Serologie: Anti-CMV-Antikörper der Klassen IgG und IgM gegen das Vollvirus werden durch indirekte Immunfluoreszenz (Immunfluoreszenz, indirekte) oder mittels Enzymimmunoassay (u. a. Enzyme-linked Immunosorbent Assay, Chemilumineszenz Immunoassays) nachgewiesen. Die Bestimmung von IgM- bzw. IgG-Antikörpern gegen die rekombinant hergestellten CMV-Proteine p52 und Glykoprotein B (gB) sowie Aviditätstests ergänzen die klassische Serologie zur Unterscheidung akuter und konvaleszenter Infektionsphasen oder bei unklaren Befunden. Der Nachweis intrathekal synthetisierter Antikörper im Liquor dient zusammen mit dem Direktnachweis per PCR der Identifikation einer ZNS-Beteiligung.
Untersuchungsmaterial – Probenstabilität
Direktnachweis und Kultur: Untersucht werden Urin, Speichel, bronchoalveoläre Lavageflüssigkeit, Blut, Serum, Liquor, Fruchtwasser und Muttermilch. Das Material sollte bis zur Weiterverarbeitung bei +4 bis +8 °C aufbewahrt werden. Bei längerer Transportzeit ist das Material einzufrieren.
Serologie: Serum oder Plasma für den Nachweis der Antikörper sind bei +4 °C bis zu 2 Wochen lang beständig, bei −20 °C über Monate und Jahre hinweg. Zur Tiefkühlkonservierung des IgM kann man den Proben 80 % gepuffertes Glyzerin beifügen.
Diagnostische Wertigkeit
Klinisch ist eine CMV-Infektion nicht eindeutig zu diagnostizieren. Symptomatische akute Infektionen werden durch eine Kombination von Direktnachweis und Serologie erfasst. Bei IgM-reaktiven Proben, die gleichzeitig niedrig avides IgG evtl. in Kombination mit einem fehlenden Nachweis von IgG-Antikörpern gegen gB aufweisen, ist von einer akuten Infektion auszugehen. Ist die Avidität der IgG hoch bzw. sind IgG gegen gB nachweisbar, liegt wahrscheinlich eine Reaktivierung vor. Ein signifikanter Anstieg des spezifischen Anti-CMV-IgG innerhalb von 1–2 Wochen beweist eine akute Infektion. Findet man Antikörper der Klasse IgG mit hoher Avidität, so besteht bei immunkompetenten Personen Schutz vor einer Sekundärinfektion.
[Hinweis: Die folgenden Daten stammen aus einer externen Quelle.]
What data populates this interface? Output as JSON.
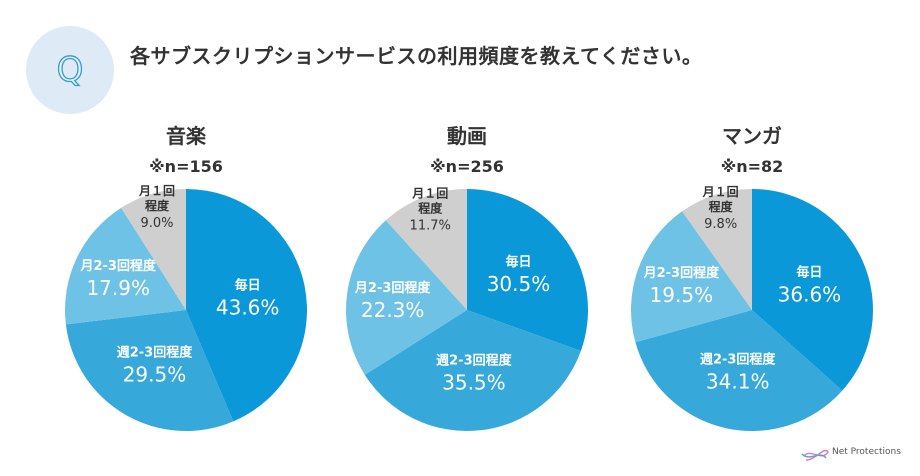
{
  "header": {
    "icon_letter": "Q",
    "question": "各サブスクリプションサービスの利用頻度を教えてください。"
  },
  "logo": {
    "text": "Net Protections"
  },
  "colors": {
    "毎日": "#0a98d8",
    "週2-3回程度": "#36a8da",
    "月2-3回程度": "#6ec2e6",
    "月１回程度": "#cfcfcf"
  },
  "chart_data": [
    {
      "type": "pie",
      "title": "音楽",
      "subtitle": "※n=156",
      "categories": [
        "毎日",
        "週2-3回程度",
        "月2-3回程度",
        "月１回程度"
      ],
      "values": [
        43.6,
        29.5,
        17.9,
        9.0
      ],
      "labels": [
        "43.6%",
        "29.5%",
        "17.9%",
        "9.0%"
      ]
    },
    {
      "type": "pie",
      "title": "動画",
      "subtitle": "※n=256",
      "categories": [
        "毎日",
        "週2-3回程度",
        "月2-3回程度",
        "月１回程度"
      ],
      "values": [
        30.5,
        35.5,
        22.3,
        11.7
      ],
      "labels": [
        "30.5%",
        "35.5%",
        "22.3%",
        "11.7%"
      ]
    },
    {
      "type": "pie",
      "title": "マンガ",
      "subtitle": "※n=82",
      "categories": [
        "毎日",
        "週2-3回程度",
        "月2-3回程度",
        "月１回程度"
      ],
      "values": [
        36.6,
        34.1,
        19.5,
        9.8
      ],
      "labels": [
        "36.6%",
        "34.1%",
        "19.5%",
        "9.8%"
      ]
    }
  ]
}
In der Transfusions- und Transplantationsmedizin ist der CMV-Status des Spenders und des Empfängers zu beachten, um primäre Infektionen und Reinfektionen zu vermeiden. Auch bei seropositiven Empfängern kann eine Reinfektion ausgelöst werden, insbesondere wenn die Immunitätslage geschwächt ist.
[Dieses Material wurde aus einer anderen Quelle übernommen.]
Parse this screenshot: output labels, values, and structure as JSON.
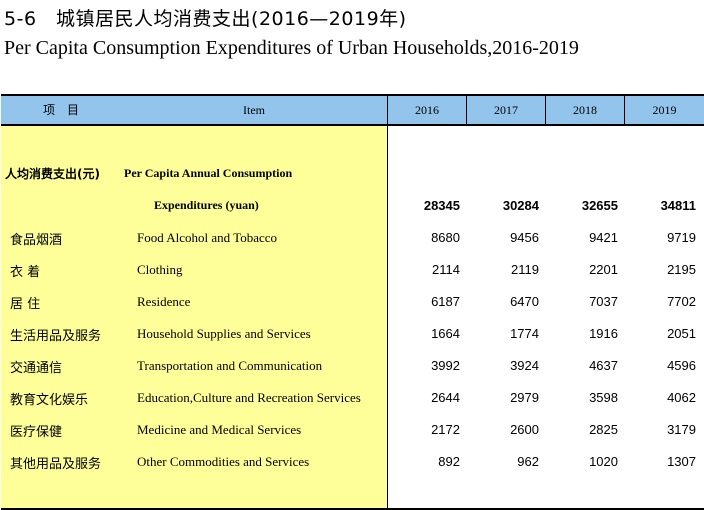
{
  "title": {
    "cn": "5-6　城镇居民人均消费支出(2016—2019年)",
    "en": "Per Capita Consumption Expenditures of Urban Households,2016-2019"
  },
  "header": {
    "item_cn": "项　目",
    "item_en": "Item",
    "years": [
      "2016",
      "2017",
      "2018",
      "2019"
    ]
  },
  "total": {
    "cn": "人均消费支出(元)",
    "en_line1": "Per Capita Annual Consumption",
    "en_line2": "Expenditures (yuan)",
    "values": [
      "28345",
      "30284",
      "32655",
      "34811"
    ]
  },
  "rows": [
    {
      "cn": "食品烟酒",
      "en": "Food Alcohol and Tobacco",
      "values": [
        "8680",
        "9456",
        "9421",
        "9719"
      ]
    },
    {
      "cn": "衣 着",
      "en": "Clothing",
      "values": [
        "2114",
        "2119",
        "2201",
        "2195"
      ]
    },
    {
      "cn": "居 住",
      "en": "Residence",
      "values": [
        "6187",
        "6470",
        "7037",
        "7702"
      ]
    },
    {
      "cn": "生活用品及服务",
      "en": "Household Supplies and Services",
      "values": [
        "1664",
        "1774",
        "1916",
        "2051"
      ]
    },
    {
      "cn": "交通通信",
      "en": "Transportation and Communication",
      "values": [
        "3992",
        "3924",
        "4637",
        "4596"
      ]
    },
    {
      "cn": "教育文化娱乐",
      "en": "Education,Culture and Recreation Services",
      "values": [
        "2644",
        "2979",
        "3598",
        "4062"
      ]
    },
    {
      "cn": "医疗保健",
      "en": "Medicine and Medical Services",
      "values": [
        "2172",
        "2600",
        "2825",
        "3179"
      ]
    },
    {
      "cn": "其他用品及服务",
      "en": "Other Commodities and Services",
      "values": [
        "892",
        "962",
        "1020",
        "1307"
      ]
    }
  ]
}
Bei Verdacht auf eine akute Infektion in der Schwangerschaft kann im fetalen Blut spezifisches IgM oder in der Amnionflüssigkeit (Amniocentese) durch PCR virales Genom bestimmt werden. Parallel dazu wird die Schwangerschaft engmaschig mittels Ultraschalldiagnostik überwacht.
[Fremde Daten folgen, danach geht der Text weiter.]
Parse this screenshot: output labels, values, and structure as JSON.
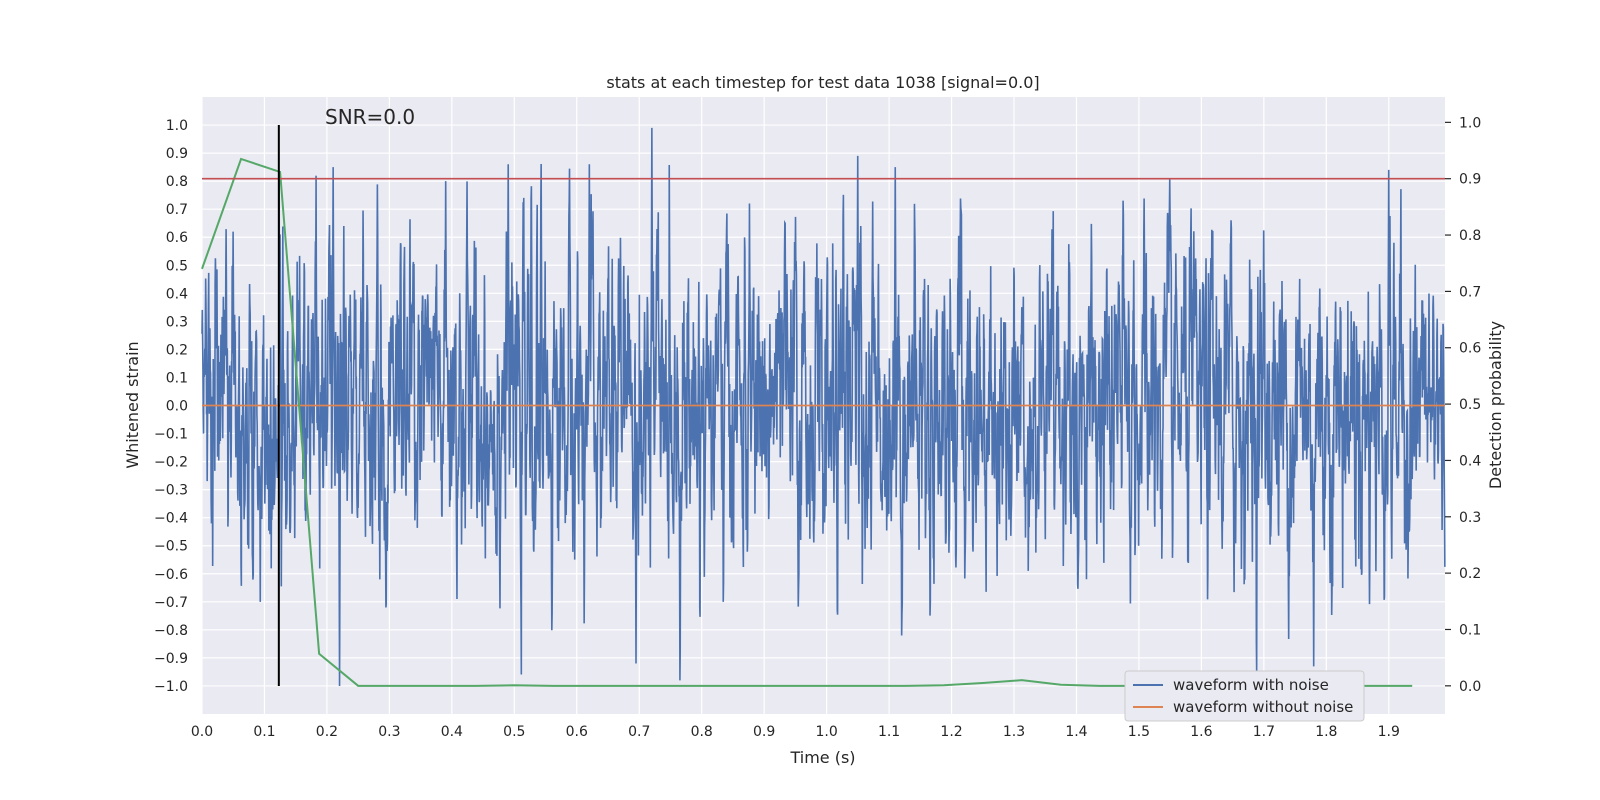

Im Rahmen der Schwangerschaftsvorsorge ist die frühe Untersuchung des mütterlichen Serostatus sinnvoll. Im Falle einer negativen Serologie muss eine umfangreiche Beratung betreffs Expositionsprophylaxe erfolgen. Darüber hinaus stehen initiale Ausgangsbefunde zur Verfügung, die später bei Verdacht auf eine Infektion im Verlaufe der Schwangerschaft zusammen mit einer Folgeprobe eine sichere Diagnostik ermöglichen, weil man einen Anstieg des Antikörperspiegels nachweisen oder ausschließen kann.